Hempstead/Wien. Eine knappe Autostunde vom Trump-Tower entfernt, an der Hofstra Universität in Hempstead, Long Island, unweit von New York trafen Montag Nacht die beiden Kontrahenten, der republikanische Präsidentschaftskandidat Donald Trump und sein demokratisches Gegenüber, Hillary Clinton, aufeinander.
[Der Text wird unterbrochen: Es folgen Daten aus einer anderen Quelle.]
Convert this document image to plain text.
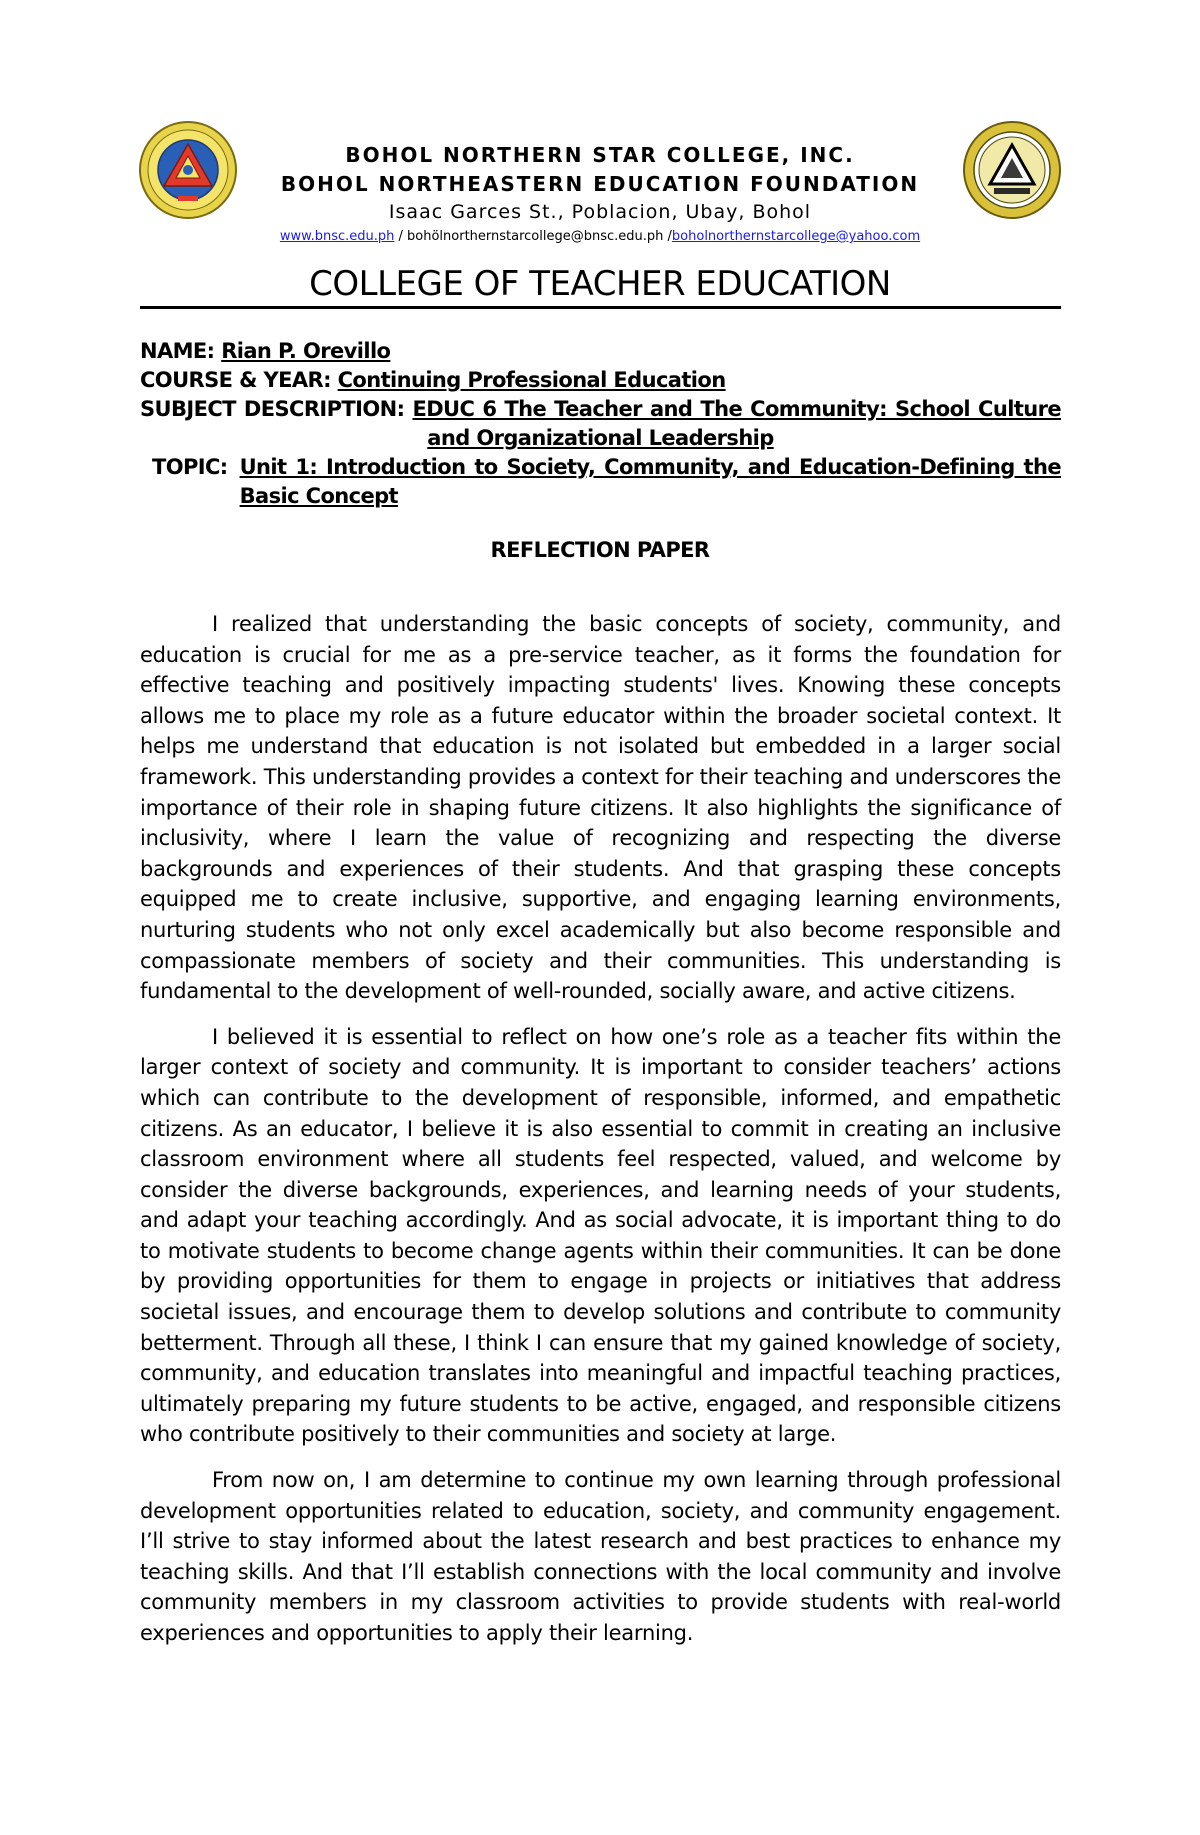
BOHOL NORTHERN STAR COLLEGE, INC.

BOHOL NORTHEASTERN EDUCATION FOUNDATION

Isaac Garces St., Poblacion, Ubay, Bohol

www.bnsc.edu.ph / bohölnorthernstarcollege@bnsc.edu.ph /boholnorthernstarcollege@yahoo.com

COLLEGE OF TEACHER EDUCATION

NAME: Rian P. Orevillo
COURSE & YEAR: Continuing Professional Education
SUBJECT DESCRIPTION: EDUC 6 The Teacher and The Community: School Culture and Organizational Leadership
TOPIC: Unit 1: Introduction to Society, Community, and Education-Defining the Basic Concept

REFLECTION PAPER

I realized that understanding the basic concepts of society, community, and education is crucial for me as a pre-service teacher, as it forms the foundation for effective teaching and positively impacting students' lives. Knowing these concepts allows me to place my role as a future educator within the broader societal context. It helps me understand that education is not isolated but embedded in a larger social framework. This understanding provides a context for their teaching and underscores the importance of their role in shaping future citizens. It also highlights the significance of inclusivity, where I learn the value of recognizing and respecting the diverse backgrounds and experiences of their students. And that grasping these concepts equipped me to create inclusive, supportive, and engaging learning environments, nurturing students who not only excel academically but also become responsible and compassionate members of society and their communities. This understanding is fundamental to the development of well-rounded, socially aware, and active citizens.

I believed it is essential to reflect on how one’s role as a teacher fits within the larger context of society and community. It is important to consider teachers’ actions which can contribute to the development of responsible, informed, and empathetic citizens. As an educator, I believe it is also essential to commit in creating an inclusive classroom environment where all students feel respected, valued, and welcome by consider the diverse backgrounds, experiences, and learning needs of your students, and adapt your teaching accordingly. And as social advocate, it is important thing to do to motivate students to become change agents within their communities. It can be done by providing opportunities for them to engage in projects or initiatives that address societal issues, and encourage them to develop solutions and contribute to community betterment. Through all these, I think I can ensure that my gained knowledge of society, community, and education translates into meaningful and impactful teaching practices, ultimately preparing my future students to be active, engaged, and responsible citizens who contribute positively to their communities and society at large.

From now on, I am determine to continue my own learning through professional development opportunities related to education, society, and community engagement. I’ll strive to stay informed about the latest research and best practices to enhance my teaching skills. And that I’ll establish connections with the local community and involve community members in my classroom activities to provide students with real-world experiences and opportunities to apply their learning.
Das Ritual gibt es seit dem 26. September 1960, als der Republikaner Richard Nixon mit dem Demokraten John F. Kennedy rhetorisch die Klingen kreuzte. Nixon war nach Einschätzung der meisten Experten der gewitztere Rhetoriker, doch seine Körpersprache und sein Schwitzen ließen ihn in den Augen der Zuschauer wie ein Verlierer aussehen. Und so kam es dann auch: Kennedy wurde zum Präsidenten gewählt. 1964, 1968 und 1972 gab es keine Fernsehdebatten der Spitzenkandidaten, erst seit 1976 gehört dieses US-Fernsehgroßereignis zur eingeübten Folklore der US-Wahlkämpfe. Und eines der ungeschriebenen Gesetze lautet: Die Kanidaten können mit ihrer Performance wenig dazu beitragen, die Wahl zu gewinnen, aber eine unbedachte Äußerung, nachlässige Körpersprache, sichtliche Nervosität oder mangelnde Schlagfertigkeit können dazu beitragen, dass ein Kandidat (und 2016 erstmals: eine Kandidatin) die Wahl verliert.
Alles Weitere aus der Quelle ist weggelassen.